Immutable artifacts such as model weights are served from /admin/models/by-hash/:sha256 with ETag:"<sha256>", Last-Modified, and long-lived Cache-Control headers. Clients can reuse responses safely, sharply reducing repeated downloads and keeping egress and bandwidth predictable.

Request coalescing

A singleflight guard wraps identical cache misses and expensive reads. When many callers request the same work, only one execution proceeds and the rest share the result. This prevents stampedes that would otherwise exceed worker concurrency, CPU, or GPU allocations.

Read-model SSE deltas

Live dashboards subscribe to RFC‑6902 JSON Patch deltas published over SSE. Bursts are coalesced (250 ms default) and long-lived clients resume via Last-Event-ID. The approach avoids replaying full snapshots, bounding both network throughput and the JSON patching work UIs must perform.

Semantic and negative caches (planned)

Planned per-project semantic caches capture question→answer pairs plus negative results for retrieval. Hits are double-checked by a lightweight verifier before reuse. Privacy scopes determine who can read from a cache, while eviction policies and memory/disk caps prevent unbounded growth even as the system learns.

Tiered storage & compression

Caches flow from RAM to RocksDB and an optional flash tier. Small JSON blobs use Zstd dictionaries to stay compact. These layers ensure hot data remains fast to access without ballooning resident memory, while colder entries persist efficiently until policy-based eviction.

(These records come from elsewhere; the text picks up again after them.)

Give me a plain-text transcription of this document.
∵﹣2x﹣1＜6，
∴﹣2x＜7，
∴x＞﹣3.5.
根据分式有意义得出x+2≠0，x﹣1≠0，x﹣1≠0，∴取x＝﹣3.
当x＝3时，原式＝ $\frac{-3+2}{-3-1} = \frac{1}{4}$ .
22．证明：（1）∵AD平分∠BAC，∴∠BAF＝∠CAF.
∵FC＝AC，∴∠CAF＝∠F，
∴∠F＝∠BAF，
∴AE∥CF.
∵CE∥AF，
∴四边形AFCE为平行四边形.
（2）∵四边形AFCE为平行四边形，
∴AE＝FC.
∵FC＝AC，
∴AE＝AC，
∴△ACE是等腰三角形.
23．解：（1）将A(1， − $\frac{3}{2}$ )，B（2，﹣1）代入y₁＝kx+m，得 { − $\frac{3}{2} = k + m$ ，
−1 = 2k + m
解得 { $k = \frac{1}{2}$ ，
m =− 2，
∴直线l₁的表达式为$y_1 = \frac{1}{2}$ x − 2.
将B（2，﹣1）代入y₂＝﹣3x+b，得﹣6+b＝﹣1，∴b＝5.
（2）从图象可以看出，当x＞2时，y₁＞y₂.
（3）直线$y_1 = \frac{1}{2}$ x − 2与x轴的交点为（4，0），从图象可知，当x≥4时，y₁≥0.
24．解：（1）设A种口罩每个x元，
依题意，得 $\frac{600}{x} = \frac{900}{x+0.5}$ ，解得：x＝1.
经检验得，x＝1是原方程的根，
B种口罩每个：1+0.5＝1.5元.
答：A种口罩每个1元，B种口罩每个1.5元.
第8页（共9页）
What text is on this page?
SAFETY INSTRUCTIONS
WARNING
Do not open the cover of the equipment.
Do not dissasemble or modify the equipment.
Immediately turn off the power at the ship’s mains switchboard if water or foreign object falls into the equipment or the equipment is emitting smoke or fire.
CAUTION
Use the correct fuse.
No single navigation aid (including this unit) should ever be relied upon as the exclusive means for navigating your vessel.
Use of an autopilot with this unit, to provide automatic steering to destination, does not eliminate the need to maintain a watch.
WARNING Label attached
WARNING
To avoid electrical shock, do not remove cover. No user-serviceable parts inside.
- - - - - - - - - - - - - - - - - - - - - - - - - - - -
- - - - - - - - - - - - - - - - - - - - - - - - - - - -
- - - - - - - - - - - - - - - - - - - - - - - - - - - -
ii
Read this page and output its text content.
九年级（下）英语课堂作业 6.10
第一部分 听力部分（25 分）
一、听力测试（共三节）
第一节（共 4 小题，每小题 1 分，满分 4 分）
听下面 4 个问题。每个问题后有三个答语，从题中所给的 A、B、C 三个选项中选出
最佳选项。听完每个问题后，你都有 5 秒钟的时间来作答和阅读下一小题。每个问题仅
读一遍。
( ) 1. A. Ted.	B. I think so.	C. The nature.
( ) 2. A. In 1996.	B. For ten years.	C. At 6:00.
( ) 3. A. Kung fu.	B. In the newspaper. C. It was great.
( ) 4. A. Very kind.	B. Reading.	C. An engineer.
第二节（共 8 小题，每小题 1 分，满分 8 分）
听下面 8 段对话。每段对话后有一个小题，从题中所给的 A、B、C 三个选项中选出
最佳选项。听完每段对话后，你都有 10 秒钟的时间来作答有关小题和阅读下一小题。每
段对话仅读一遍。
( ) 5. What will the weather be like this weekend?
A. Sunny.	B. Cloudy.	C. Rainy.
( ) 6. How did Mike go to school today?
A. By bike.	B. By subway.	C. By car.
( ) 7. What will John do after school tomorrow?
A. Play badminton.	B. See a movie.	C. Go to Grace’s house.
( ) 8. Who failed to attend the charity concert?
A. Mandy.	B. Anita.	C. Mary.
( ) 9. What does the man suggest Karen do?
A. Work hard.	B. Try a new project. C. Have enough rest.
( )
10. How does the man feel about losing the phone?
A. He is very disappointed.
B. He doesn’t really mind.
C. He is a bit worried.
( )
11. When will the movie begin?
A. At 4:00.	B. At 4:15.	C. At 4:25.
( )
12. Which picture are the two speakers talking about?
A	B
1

Instrumentation & policy manifests

Every guardrail emits counters: hit ratios, latency saved, suppressed duplicates, and semantic verifier outcomes surface in /state/* endpoints and Prometheus metrics. Operators feed those measurements into a declarative cache policy manifest that defines privacy scopes, fallbacks, and capacity ceilings so limits are enforced before user experience degrades.